Figure 4 illustrates a convolution layer filtering 400 that connects the outputs from groups of neurons in a convolution layer 402 to neurons in a next layer 406. A receptive field is defined for the convolution layer 402, in this example sets of 5x5 neurons. The collective outputs of each neuron the receptive field are weighted and mapped to a single neuron in the next layer 406. This weighted mapping is referred to as the filter 404 for the convolution layer 402 (or sometimes referred to as the kernel of the convolution layer 402). The filter 404 depth is not illustrated in this example (i.e., the filter 404 is actually a cubic volume of neurons in the convolution layer 402, not a square as illustrated).
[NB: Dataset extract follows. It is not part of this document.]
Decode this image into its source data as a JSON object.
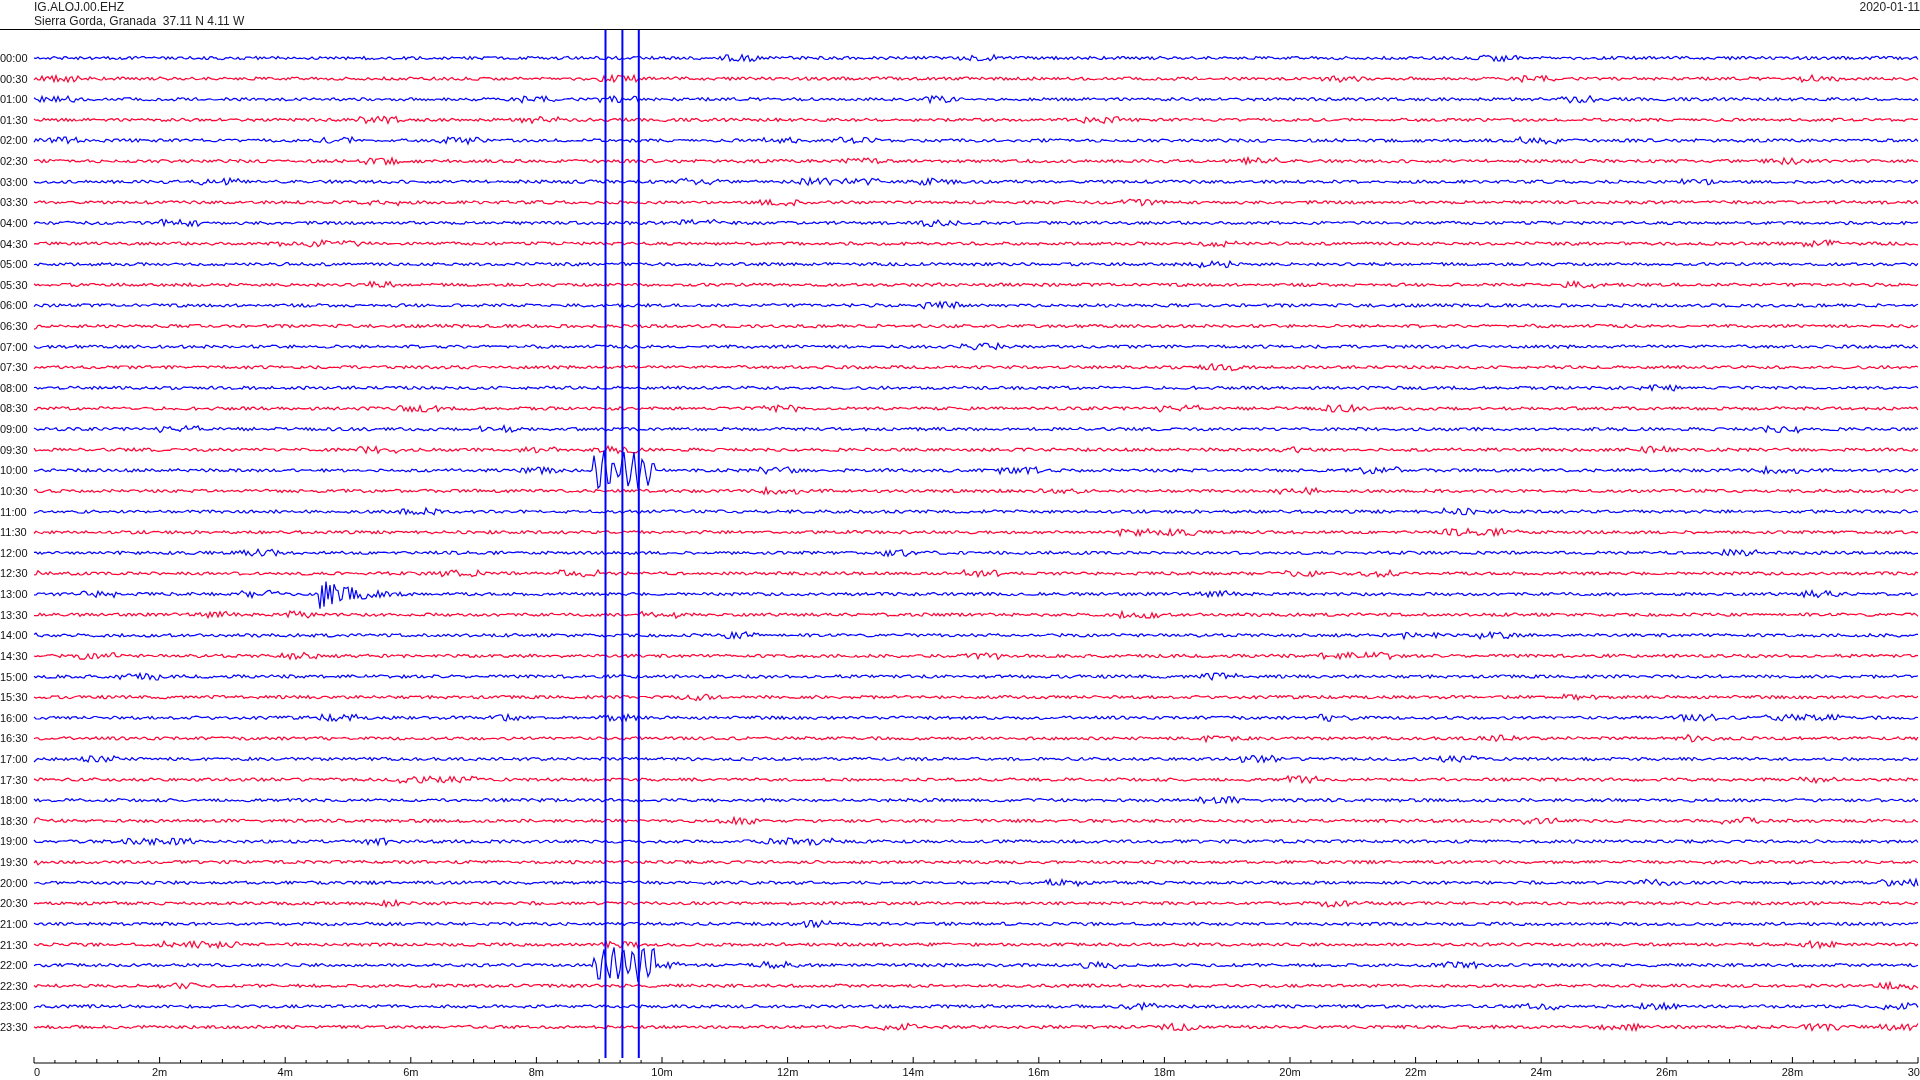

Thus what is shown is a "slice" of the full filter 404. The filter 404 is slid, or convolved, around the input image, each time mapping to a different neuron in the next layer 406. For example Figure 4 shows how the filter 404 is stepped to the right by 1 unit (the "stride"), creating a slightly offset receptive field from the top one, and mapping its output to the next neuron in the next layer 406. The stride can be and often is other numbers besides one, with larger strides reducing the overlaps in the receptive fields, and hence further reducing the size of the next layer 406. Every unique receptive field in the convolution layer 402 that can be defined in this stepwise manner maps to a different neuron in the next layer 406. Thus, if the convolution layer 402 is 32x32x3 neurons per slice, the next layer 406 need only be 28x28x1 neurons to cover all the receptive fields of the convolution layer 402. This is referred to as an activation map or feature map. There is thus a reduction in layer complexity from the filtering. There are 784 different ways that a 5 x 5 filter can uniquely fit on a 32 x 32 convolution layer 402, so the next layer 406 need only be 28 x 28. The depth of the convolution layer 402 is also reduced from 3 to 1 in the next layer 406.

 The number of total layers to use in a CNN, the number of convolution layers, the filter sizes, and the values for strides at each layer are examples of "hyperparameters" of the CNN.